I held my breath as the plane started down the runway; the small plane jostled and I was holding my five-week-old son, Lír, on my lap, while Adam, my husband, held his twin Roran in the seat behind us.
As the plane lifted into the air, I wordlessly willed Lir to refrain from letting out an ear-splitting howl.
The plane broke through the clouds, and I could hear the sounds of babies crying. But they weren’t my babies! My sons suckled on their dummies, silent and peaceful.
So far, so good.
This trip to the coast was the big test.
Adam and I are keen travellers and, while we knew the twins’ arrival would inevitably make it harder, we were determined that our new lifestyle shouldn’t change us.
The early weeks of parenthood are sleepless and scary, and so I chose the most relaxing place I could think of: the Kenyan coast.
Specifically, the sleepy town of Watamu, a couple of hours’ drive north of Mombasa. Adam and I had rented houses there many times in our years in
Kenya, though with decidedly different objectives. Our biggest challenge hitherto was rooting out tonic in local grocery stores to mix with the huge quantities of gin we had muled from Nairobi.
All the same, most of the elements of the trip would be familiar for me, and hopefully less of a challenge when mixed with the novelty of twin travel.
As we walked over the threshold of our coastal home for the week, I could feel the warm breeze melting away much of the anxiety I had been carrying around during those first early weeks as a new mother.
I had felt tied to the twins – and to the house – and barely able to distinguish night from day, always listening for the cries that meant I was needed again.
But everything in this Swahili coastal-style house was clean and white and tidy, and it felt like a fresh and sunny beginning.
We had only a few guiding principles: don’t let the boys get too much sun during 10am-4pm, and don’t let them be outside of a mosquito net after around 6:30 or 7pm.
The days flew by. We discovered an unexpected benefit to Swahili-style houses: the concrete walls do a remarkable job of containing the sounds of crying.
Excellent for the other housemates, but less than ideal for evenings when we could not count on audio cues during dinner. Yes, we’d forgotten the baby monitor.
Our routine wasn’t so different from Nairobi, but it felt decadent. The huge bed in our room could comfortably fit all four of us without fear of the twins getting too close to the edge or too close to smother zones, and our room had beautiful views looking out over the pool and the Indian Ocean.
After weeks with showers snatched here and there, jumping into the pool felt glorious, and I couldn’t wait to bring the boys into the pool, too.
But there my composure started to slip. I fretted about whether that refreshing breeze that cooled the house would freeze the babies after a dip in the pool.
After four in the afternoon, was it too cold to take them into the water? And wouldn’t they get bitten by mosquitoes? So many questions, so many fears.
In seven days, the twins went into the pool only twice. So, despite the relaxing setting, lots of the trepidations of new-motherhood had followed us.

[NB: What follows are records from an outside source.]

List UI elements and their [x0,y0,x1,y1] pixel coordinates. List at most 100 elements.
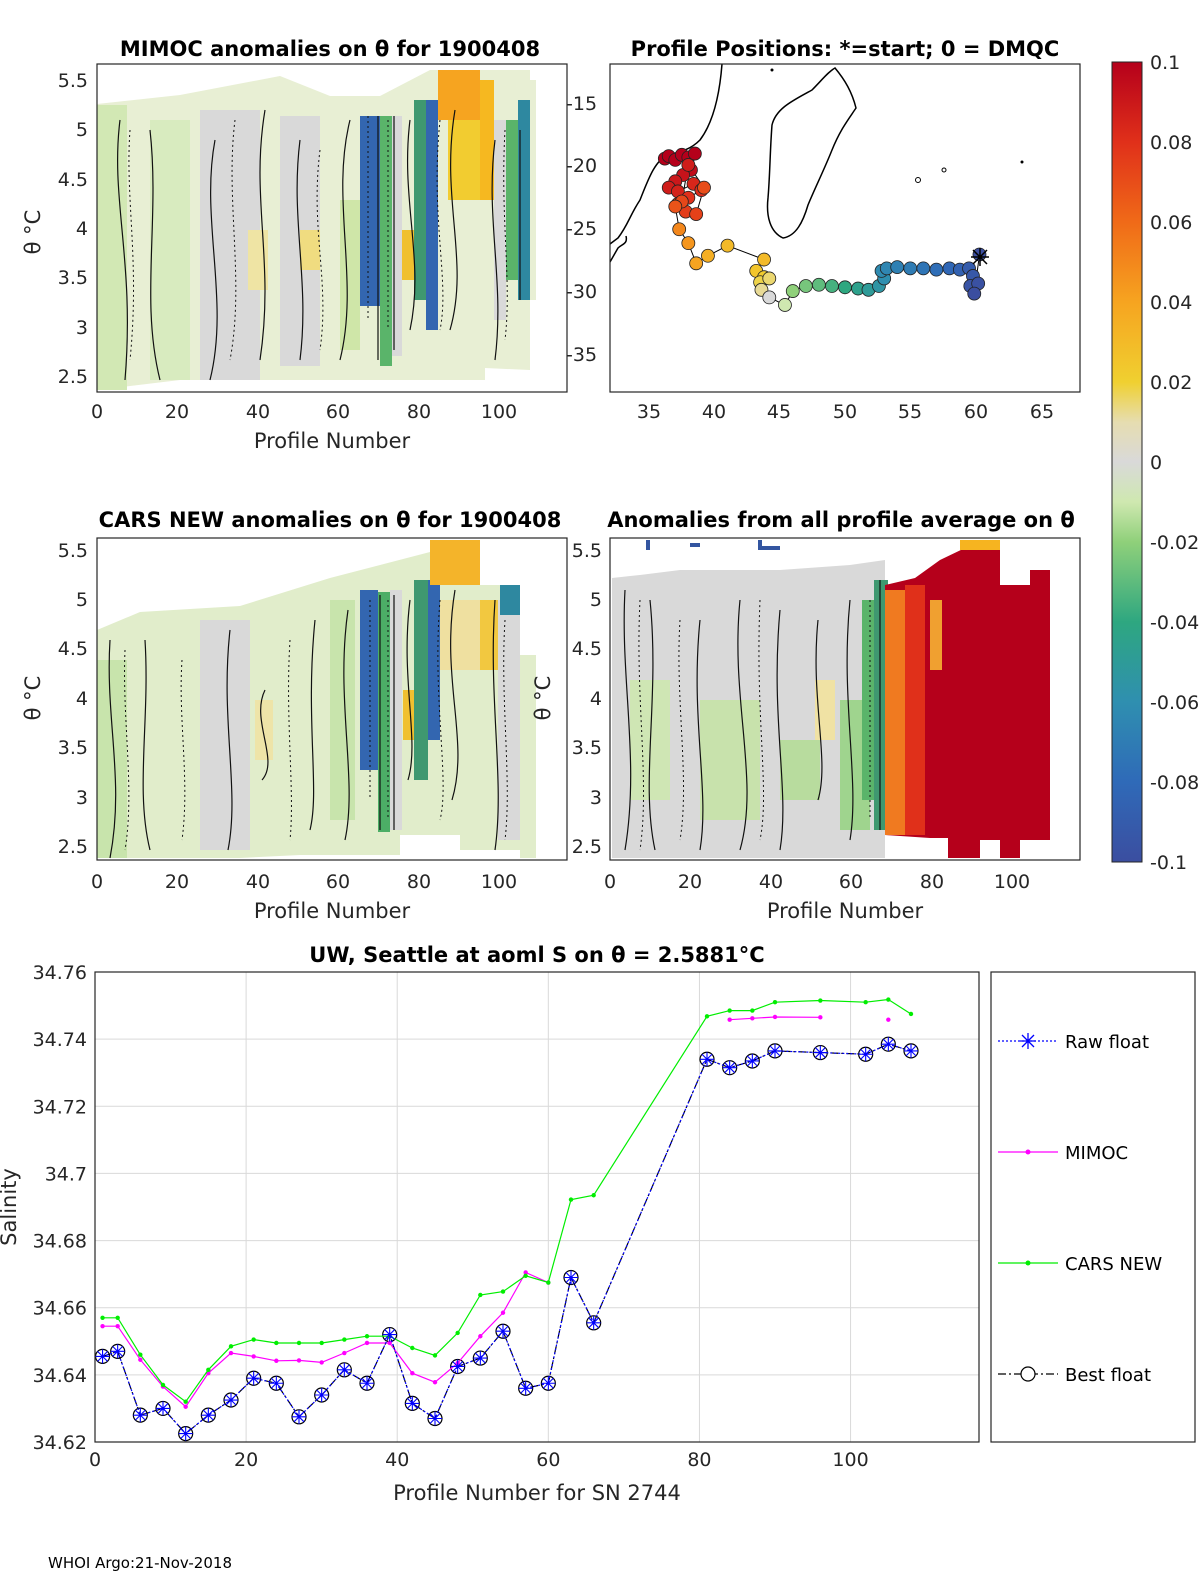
profile-position-marker [687,146,702,161]
cars-ytick: 5 [76,589,88,611]
colorbar-tick: -0.08 [1150,772,1199,794]
allavg-ytick: 5.5 [572,540,602,562]
profile-position-marker [757,252,771,267]
allavg-panel: Anomalies from all profile average on θ … [531,508,1081,923]
data-point-cars-new [160,1382,166,1388]
profile-position-marker [689,256,704,271]
data-point-raw-float [292,1409,306,1424]
cars-ytick: 4.5 [58,638,88,660]
data-point-cars-new [772,1000,778,1005]
salinity-xtick: 100 [832,1449,868,1471]
profile-position-marker [798,279,813,293]
data-point-raw-float [722,1060,737,1075]
mimoc-yticks: 2.5 3 3.5 4 4.5 5 5.5 [58,70,88,388]
data-point-cars-new [296,1340,302,1346]
salinity-ytick: 34.62 [33,1432,87,1454]
mimoc-xtick: 80 [407,401,431,423]
data-point-cars-new [727,1008,732,1013]
footer-credit: WHOI Argo:21-Nov-2018 [48,1554,232,1572]
salinity-ylabel: Salinity [0,1168,21,1246]
mimoc-xtick: 20 [165,401,189,423]
positions-ytick: -35 [566,344,597,366]
colorbar-tick: 0.02 [1150,372,1192,394]
legend-box [990,971,1196,1443]
data-point-mimoc [410,1370,415,1376]
positions-ytick: -25 [566,218,597,240]
cars-title: CARS NEW anomalies on θ for 1900408 [99,508,562,532]
profile-position-marker [916,261,931,276]
profile-position-marker [785,284,800,298]
allavg-ylabel: θ °C [531,676,555,721]
data-point-cars-new [818,998,823,1003]
salinity-title: UW, Seattle at aoml S on θ = 2.5881°C [309,943,764,967]
allavg-yticks: 2.5 3 3.5 4 4.5 5 5.5 [572,540,602,858]
mimoc-ytick: 2.5 [58,366,88,388]
mimoc-axes-box [96,63,568,393]
data-point-mimoc [138,1357,143,1362]
salinity-xtick: 60 [536,1449,560,1471]
cars-field [97,540,536,859]
data-point-cars-new [908,1011,914,1017]
open-circle-marker-icon [1020,1366,1036,1382]
data-point-raw-float [133,1408,148,1423]
allavg-axes-box [609,537,1081,861]
legend-label: Raw float [1065,1032,1149,1053]
colorbar-tick: 0.04 [1150,292,1192,314]
mimoc-ytick: 3.5 [58,267,88,289]
mimoc-panel: MIMOC anomalies on θ for 1900408 [21,37,568,453]
data-point-mimoc [500,1310,506,1315]
allavg-xtick: 20 [678,871,702,893]
mimoc-xtick: 40 [246,401,270,423]
data-point-raw-float [178,1426,193,1441]
positions-ytick: -20 [566,155,597,177]
salinity-ytick: 34.68 [33,1231,87,1253]
data-point-raw-float [881,1037,896,1052]
data-point-mimoc [319,1360,324,1365]
colorbar-tick: -0.06 [1150,692,1199,714]
positions-ytick: -15 [566,93,597,115]
positions-title: Profile Positions: *=start; 0 = DMQC [631,37,1060,61]
profile-position-marker [825,279,839,293]
data-point-raw-float [473,1351,488,1366]
data-point-cars-new [274,1340,279,1346]
colorbar-tick: -0.02 [1150,532,1199,554]
data-point-cars-new [410,1345,415,1351]
data-point-cars-new [886,997,891,1002]
cars-xtick: 0 [91,871,103,893]
mimoc-xticks: 0 20 40 60 80 100 [91,401,517,423]
data-point-raw-float [745,1053,760,1068]
salinity-xtick: 20 [234,1449,258,1471]
colorbar-tick: 0.08 [1150,132,1192,154]
allavg-xtick: 60 [839,871,863,893]
data-point-cars-new [568,1197,574,1202]
data-point-raw-float [768,1043,782,1058]
data-point-mimoc [228,1350,234,1356]
positions-xtick: 40 [702,401,726,423]
data-point-cars-new [863,1000,868,1005]
data-point-mimoc [364,1340,370,1346]
salinity-axes-box [94,971,980,1443]
dot-marker-icon [1025,1149,1031,1155]
data-point-raw-float [518,1381,533,1396]
data-point-raw-float [904,1043,918,1058]
allavg-title: Anomalies from all profile average on θ [607,508,1075,532]
data-point-mimoc [387,1340,392,1346]
allavg-ytick: 4.5 [572,638,602,660]
allavg-xticks: 0 20 40 60 80 100 [604,871,1030,893]
profile-position-marker [811,277,826,292]
data-point-cars-new [478,1292,483,1298]
data-point-raw-float [156,1401,170,1416]
data-point-mimoc [523,1270,528,1275]
data-point-raw-float [337,1362,352,1377]
legend-label: MIMOC [1065,1143,1128,1164]
mimoc-ytick: 4.5 [58,169,88,191]
salinity-xtick: 40 [385,1449,409,1471]
salinity-ytick: 34.76 [33,962,87,984]
colorbar-tick: 0.06 [1150,212,1192,234]
profile-position-marker [762,290,777,305]
data-point-mimoc [100,1323,105,1329]
profile-position-marker [681,158,696,172]
data-point-raw-float [450,1359,465,1374]
data-point-cars-new [251,1337,256,1342]
allavg-xtick: 0 [604,871,616,893]
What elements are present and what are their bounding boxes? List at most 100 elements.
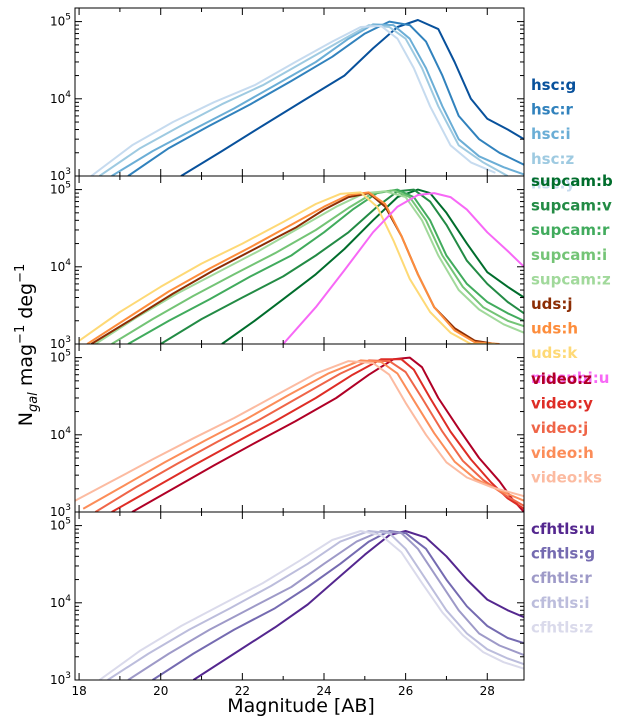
legend-entry-cfhtls-u: cfhtls:u: [531, 520, 595, 538]
legend-entry-hsc-z: hsc:z: [531, 150, 574, 168]
y-tick-base: 10: [50, 92, 65, 106]
x-axis-ticks: 18 20 22 24 26 28: [71, 684, 494, 698]
y-tick-label: 103: [50, 167, 71, 183]
panel-series: [75, 356, 524, 512]
legend-entry-supcam-r: supcam:r: [531, 221, 610, 239]
legend-entry-hsc-y: hsc:y: [531, 174, 575, 192]
y-tick-base: 10: [50, 673, 65, 687]
legend-entry-video-z: video:z: [531, 370, 592, 388]
y-tick-label: 104: [50, 90, 71, 106]
y-tick-exponent: 4: [65, 258, 71, 268]
legend-entry-cfhtls-r: cfhtls:r: [531, 569, 592, 587]
y-axis-title-main: N: [15, 412, 37, 426]
y-tick-exponent: 5: [65, 13, 71, 23]
series-line-cfhtls-z: [98, 530, 524, 680]
x-axis-title: Magnitude [AB]: [227, 695, 375, 717]
panel-frame: [74, 343, 525, 513]
y-tick-exponent: 4: [65, 426, 71, 436]
legend-entry-cfhtls-i: cfhtls:i: [531, 594, 589, 612]
legend-entry-supcam-v: supcam:v: [531, 197, 612, 215]
x-tick-label: 26: [398, 684, 413, 698]
y-axis-title-subscript: gal: [26, 392, 41, 412]
legend-entry-hsc-g: hsc:g: [531, 76, 576, 94]
y-tick-base: 10: [50, 169, 65, 183]
series-line-video-y: [111, 358, 524, 512]
series-line-hsc-y: [90, 24, 496, 176]
y-tick-base: 10: [50, 183, 65, 197]
x-tick-label: 24: [316, 684, 331, 698]
y-axis-title-exponent-1: −1: [13, 325, 28, 344]
y-axis-title-exponent-2: −1: [13, 264, 28, 283]
legend-entry-cfhtls-z: cfhtls:z: [531, 618, 593, 636]
panel-frame: [74, 511, 525, 681]
legend-entry-musubi-u: musubi:u: [531, 369, 609, 387]
legend-entry-hsc-r: hsc:r: [531, 101, 573, 119]
y-tick-label: 105: [50, 517, 71, 533]
series-line-cfhtls-i: [107, 530, 524, 680]
y-tick-base: 10: [50, 260, 65, 274]
y-tick-base: 10: [50, 351, 65, 365]
legend-entry-video-ks: video:ks: [531, 468, 602, 486]
y-tick-label: 103: [50, 671, 71, 687]
x-tick-label: 18: [71, 684, 86, 698]
series-line-video-h: [82, 359, 524, 510]
series-line-video-j: [94, 359, 524, 512]
y-tick-exponent: 5: [65, 349, 71, 359]
y-tick-label: 103: [50, 503, 71, 519]
panel-series: [78, 188, 524, 344]
legend-entry-uds-k: uds:k: [531, 344, 578, 362]
y-tick-exponent: 4: [65, 90, 71, 100]
y-tick-exponent: 3: [65, 503, 71, 513]
y-axis-title: Ngal mag−1 deg−1: [13, 264, 41, 427]
x-tick-label: 28: [480, 684, 495, 698]
y-tick-base: 10: [50, 428, 65, 442]
y-axis-title-mag: mag: [15, 344, 37, 392]
series-line-hsc-z: [98, 24, 509, 176]
y-tick-label: 104: [50, 594, 71, 610]
x-tick-label: 20: [153, 684, 168, 698]
y-tick-exponent: 3: [65, 671, 71, 681]
y-tick-base: 10: [50, 15, 65, 29]
y-tick-base: 10: [50, 596, 65, 610]
series-line-cfhtls-r: [127, 530, 524, 680]
legend-entry-hsc-i: hsc:i: [531, 125, 571, 143]
legend-entry-cfhtls-g: cfhtls:g: [531, 545, 595, 563]
y-tick-base: 10: [50, 505, 65, 519]
y-tick-exponent: 5: [65, 517, 71, 527]
legend-entry-supcam-i: supcam:i: [531, 246, 607, 264]
series-line-uds-h: [86, 191, 500, 344]
y-tick-exponent: 4: [65, 594, 71, 604]
series-line-hsc-r: [127, 20, 524, 176]
y-tick-label: 105: [50, 13, 71, 29]
legend-entry-video-y: video:y: [531, 395, 593, 413]
series-line-cfhtls-u: [192, 530, 524, 680]
legend-entry-uds-h: uds:h: [531, 320, 578, 338]
y-tick-exponent: 3: [65, 167, 71, 177]
panel-series: [90, 19, 524, 176]
series-line-hsc-g: [180, 19, 524, 176]
legend-entry-uds-j: uds:j: [531, 295, 572, 313]
series-line-musubi-u: [282, 192, 524, 344]
panel-series: [98, 530, 524, 680]
series-line-video-ks: [75, 360, 524, 502]
series-line-uds-k: [78, 191, 496, 344]
y-tick-label: 103: [50, 335, 71, 351]
y-tick-label: 105: [50, 181, 71, 197]
y-tick-label: 105: [50, 349, 71, 365]
y-tick-label: 104: [50, 258, 71, 274]
series-line-hsc-i: [111, 23, 524, 176]
legend-entry-supcam-b: supcam:b: [531, 172, 613, 190]
legend-entry-supcam-z: supcam:z: [531, 270, 611, 288]
y-axis-title-deg: deg: [15, 283, 37, 325]
legend-entry-video-h: video:h: [531, 444, 594, 462]
x-tick-label: 22: [235, 684, 250, 698]
y-tick-label: 104: [50, 426, 71, 442]
legend-entry-video-j: video:j: [531, 419, 588, 437]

Adam, excited by the prospect of air conditioning, a luxury we lack in Nairobi, would chill the room to the point where I feared the twins would die of cold.
And, despite nets on both our bed and the travel cot, I harboured an almost-constant fear that the boys would catch malaria, even though in four years of holidaying on Kenya’s coast, I had never had it.
Despite all that, there was something extraordinary in seeing the sunrise come up over the Indian Ocean, reflecting off the surface of the water. Even to eyes so deprived of sleep as mine, it was sparkling.
The week at an end, I baulked at the idea of returning to Nairobi, but I could appreciate how well the week had gone.
We had proved to ourselves that nomad life doesn’t end when parenthood begins, and we plan to take our twins around East Africa and beyond.
Our babies will not only learn about adventures, but we’ll learn, too, just how adventurous we can be (or not!) with twin babies.